Niech miłość zakwitnie!

Czytałem ostatnio o róży jerychońskiej, niezwykłej roślinie pustynnej, która nie boi się suszy. Zwija się w brunatną kulę, tygodniami znosi upał pustyni, bywa, że wiatr odrywa ją od podłoża i przemieszcza hen w nieznane, ale któregoś dnia, gdy pojawi się woda, zakwita zielenią. Faktycznie każdy kolejny proces zasuszania jest warunkiem i szansą na jeszcze piękniejszą jej zieleń po deszczu.

 Myślę dziś o wzajemnej miłości. Są dni, gdy wezwanie do wzajemnej miłości zazwyczaj pozostaje bez większego odzewu. W dniach dobrobytu, sukcesu i osobistej pomyślności nierzadko stajemy się egocentryczni i zapatrzeni w siebie. Trudniej przychodzi nam współczucie wobec biednych, chorych i nieszczęśliwych. Narasta powierzchowność, miłość niskiej próby, zmienność nastrojów.

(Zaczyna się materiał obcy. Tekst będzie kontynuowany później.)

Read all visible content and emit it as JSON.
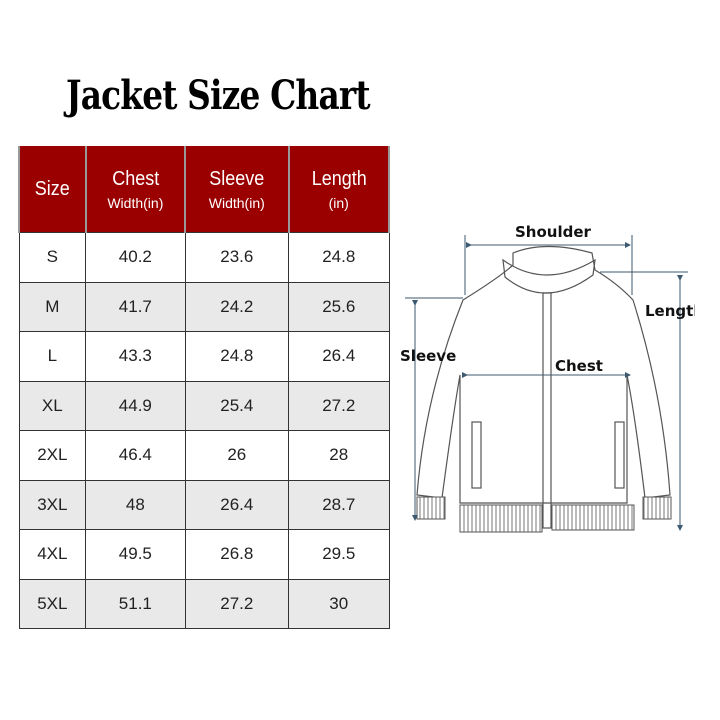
{
  "title": "Jacket Size Chart",
  "table": {
    "headers": [
      {
        "main": "Size",
        "sub": ""
      },
      {
        "main": "Chest",
        "sub": "Width(in)"
      },
      {
        "main": "Sleeve",
        "sub": "Width(in)"
      },
      {
        "main": "Length",
        "sub": "(in)"
      }
    ],
    "rows": [
      [
        "S",
        "40.2",
        "23.6",
        "24.8"
      ],
      [
        "M",
        "41.7",
        "24.2",
        "25.6"
      ],
      [
        "L",
        "43.3",
        "24.8",
        "26.4"
      ],
      [
        "XL",
        "44.9",
        "25.4",
        "27.2"
      ],
      [
        "2XL",
        "46.4",
        "26",
        "28"
      ],
      [
        "3XL",
        "48",
        "26.4",
        "28.7"
      ],
      [
        "4XL",
        "49.5",
        "26.8",
        "29.5"
      ],
      [
        "5XL",
        "51.1",
        "27.2",
        "30"
      ]
    ]
  },
  "diagram": {
    "shoulder": "Shoulder",
    "length": "Length",
    "sleeve": "Sleeve",
    "chest": "Chest"
  },
  "colors": {
    "header_bg": "#9b0000",
    "alt_row": "#e9e9e9",
    "arrow": "#3d5a70"
  }
}
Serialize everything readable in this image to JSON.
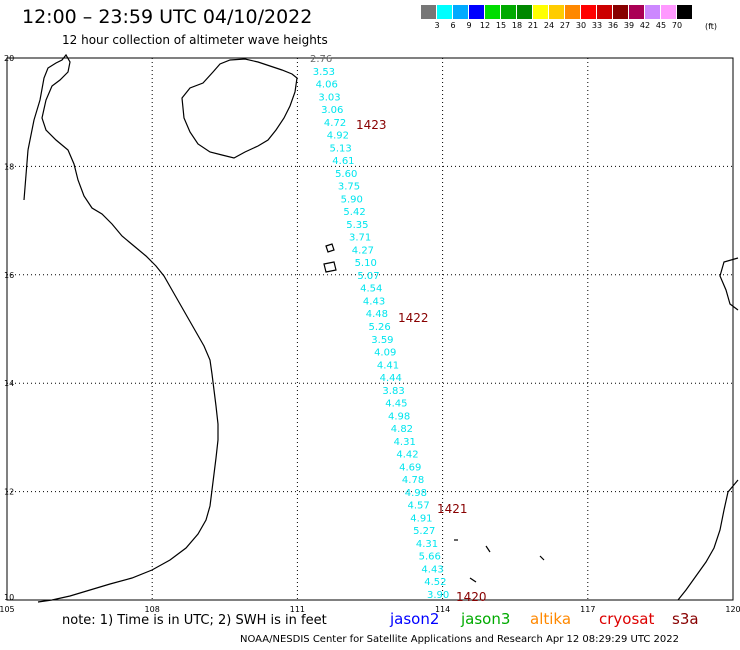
{
  "header": {
    "title": "12:00 – 23:59 UTC 04/10/2022",
    "subtitle": "12 hour collection of altimeter wave heights"
  },
  "legend": {
    "colors": [
      "#777777",
      "#00ffff",
      "#00aaff",
      "#0000ff",
      "#00dd00",
      "#00aa00",
      "#008800",
      "#ffff00",
      "#ffcc00",
      "#ff8800",
      "#ff0000",
      "#cc0000",
      "#880000",
      "#aa0055",
      "#cc88ff",
      "#ff99ff",
      "#000000"
    ],
    "labels": [
      "3",
      "6",
      "9",
      "12",
      "15",
      "18",
      "21",
      "24",
      "27",
      "30",
      "33",
      "36",
      "39",
      "42",
      "45",
      "70"
    ],
    "unit": "(ft)"
  },
  "map": {
    "lon_ticks": [
      "105",
      "108",
      "111",
      "114",
      "117",
      "120"
    ],
    "lat_ticks": [
      "10",
      "12",
      "14",
      "16",
      "18",
      "20"
    ],
    "track_color": "#00e5ee",
    "first_value_color": "#666666",
    "wave_heights": [
      "2.76",
      "3.53",
      "4.06",
      "3.03",
      "3.06",
      "4.72",
      "4.92",
      "5.13",
      "4.61",
      "5.60",
      "3.75",
      "5.90",
      "5.42",
      "5.35",
      "3.71",
      "4.27",
      "5.10",
      "5.07",
      "4.54",
      "4.43",
      "4.48",
      "5.26",
      "3.59",
      "4.09",
      "4.41",
      "4.44",
      "3.83",
      "4.45",
      "4.98",
      "4.82",
      "4.31",
      "4.42",
      "4.69",
      "4.78",
      "4.98",
      "4.57",
      "4.91",
      "5.27",
      "4.31",
      "5.66",
      "4.43",
      "4.52",
      "3.90"
    ],
    "time_labels": [
      "1423",
      "1422",
      "1421",
      "1420"
    ],
    "time_color": "#880000"
  },
  "footer": {
    "note": "note:  1) Time is in UTC;  2) SWH is in feet",
    "satellites": [
      {
        "name": "jason2",
        "color": "#0000ff"
      },
      {
        "name": "jason3",
        "color": "#00aa00"
      },
      {
        "name": "altika",
        "color": "#ff8800"
      },
      {
        "name": "cryosat",
        "color": "#dd0000"
      },
      {
        "name": "s3a",
        "color": "#880000"
      }
    ],
    "credit": "NOAA/NESDIS Center for Satellite Applications and Research    Apr 12 08:29:29 UTC 2022"
  }
}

 A co dzieje się z nami w wyniku przeżycia tarapatów i trudności? One zazwyczaj zbliżają nas do siebie wzajemnie. Nieraz słyszeliśmy o scaleniu całego narodu w wyniku kataklizmu albo wojny.

 Biblia podkreśla szczególną wartość dni smutnych. Lepszy jest smutek niż śmiech, bo gdy smutek jest na twarzy, serce staje się lepsze. Serce mądrych jest w domu żałoby, lecz serce głupich w domu wesela [Kzn 7,3–4].

 Ileż dobra i radości pojawia się w relacjach międzyludzkich, gdy zakwita wzajemna miłość! A uradowałem się wielce w Panu, że nareszcie zakwitło staranie wasze o mnie, ponieważ już dawno o tym myśleliście, tylko nie mieliście po temu sposobności [Flp 4,10].

 Róża jerychońska może oczywiście pozostać na zawsze suchym kłębkiem. Aby rozkwitnąć potrzebuje wody. Tylko wówczas uruchamia się ten niezwykły proces.

 My też, mimo możliwości rozkwitu miłości, w trudnościach życiowych możemy się pogrążyć we frustracji, rozczarowaniu i duchowej oschłości. Chyba, że napełni nas Duch Święty! A w ostatnim, wielkim dniu święta stanął Jezus i głośno zawołał: Jeśli kto pragnie, niech przyjdzie do mnie i pije. Kto wierzy we mnie, jak powiada Pismo, z wnętrza jego popłyną rzeki wody żywej. A to mówił o Duchu, którego mieli otrzymać ci, którzy w niego uwierzyli [Jn 7,37–39]. Miłość jest owocem Ducha.

 Trudności nie są nam obce. Usychamy. Radzę dziś, aby na każdą kolejną z nich spojrzeć jednak, jako na zwiększającą się szansę rozkwitu miłości. Tylko w wyniku takich dni mogą bowiem nastąpić pozytywne zmiany w naszej duchowości i wzajemnych relacjach.

 Rozwiniesz się, czy zostaniesz suchym kłębkiem!? Niech miłość zakwitnie!